The New York Times recently wrote about the fading popularity of this wedding tradition. They say as the average age of a bride increases (especially in urban areas, like DC), so does the age of her friends who would be considered "eligible" for the bouquet toss. And like the article says, catching the bouquet just isn't that appealing anymore.
I used to LOVE the bouquet toss. Having attended family and family friends' weddings since I was in preschool, the thought of catching a bunch of pretty flowers (essentially winning a competition, never too young to feel competitive!) was fun, especially since the odds of me being the next to marry were impossible (I didn't grow up in one of those crazy sects where girls were married at 10 years old).
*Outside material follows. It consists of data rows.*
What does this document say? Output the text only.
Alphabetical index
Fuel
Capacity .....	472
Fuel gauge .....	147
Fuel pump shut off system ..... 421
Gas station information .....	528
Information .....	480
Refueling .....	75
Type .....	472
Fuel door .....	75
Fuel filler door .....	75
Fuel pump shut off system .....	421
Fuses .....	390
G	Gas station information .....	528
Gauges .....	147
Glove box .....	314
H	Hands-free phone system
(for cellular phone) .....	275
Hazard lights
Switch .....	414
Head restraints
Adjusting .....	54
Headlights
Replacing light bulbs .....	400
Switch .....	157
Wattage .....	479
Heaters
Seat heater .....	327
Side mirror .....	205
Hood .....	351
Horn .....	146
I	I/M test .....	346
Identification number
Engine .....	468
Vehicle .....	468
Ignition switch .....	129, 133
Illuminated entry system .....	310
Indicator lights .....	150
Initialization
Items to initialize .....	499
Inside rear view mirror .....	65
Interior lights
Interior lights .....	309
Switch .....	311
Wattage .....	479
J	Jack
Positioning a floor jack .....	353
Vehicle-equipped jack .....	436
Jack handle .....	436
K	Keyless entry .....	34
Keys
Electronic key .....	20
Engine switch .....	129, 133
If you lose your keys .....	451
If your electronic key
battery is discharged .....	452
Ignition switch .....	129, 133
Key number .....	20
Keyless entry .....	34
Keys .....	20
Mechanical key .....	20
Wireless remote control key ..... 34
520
However, as I got older, and my mid-20s is when I really pinpoint this change, I felt like a spectacle was being made out of us "single ladies". I attended weddings attached and unattached (so being truly single, or just not married) and yet the bouquet toss never held any appeal, and seemed to almost be a pity party for us sans ring. Nothing is sadder than the guest who knocks other people down or lunges in front to grab the bouquet (though I've never seen the scenario in the article, when the bouquet hits the floor and no one picks it up), because what does she think it will change in her life?
Two scenarios that stick with me regarding the bouquet toss:
1. At a wedding in my early 20s, a girl catches the bouquet, and I offhandedly say to a friend that the bouquet toss might actually be an accurate predictor this time, as the catcher was in a serious relationship (and did in fact get engaged shortly thereafter). My friend turns to me and snaps "I can't believe you don't think I'm the next to get married!" Spoiler--the catcher beat her down the aisle by about four years. Point for the bouquet!
2. A wedding in my mid-20s, another friend jumps to the front of the crowd to catch the bouquet. When she catches it, she says something to the effect of it "proving" that she and her bf were meant to be. Spoiler--they've broken up.
Ok, not to say that if you have a bouquet toss at your wedding, or had one, that I will get on a soapbox or make a fuss. I will likely take that time to go to the bar, restroom, photo booth, or outside for fresh air. Its your wedding and you do you. But you know what won't be happening at my wedding (bouquets are expensive, I'm keeping mine!)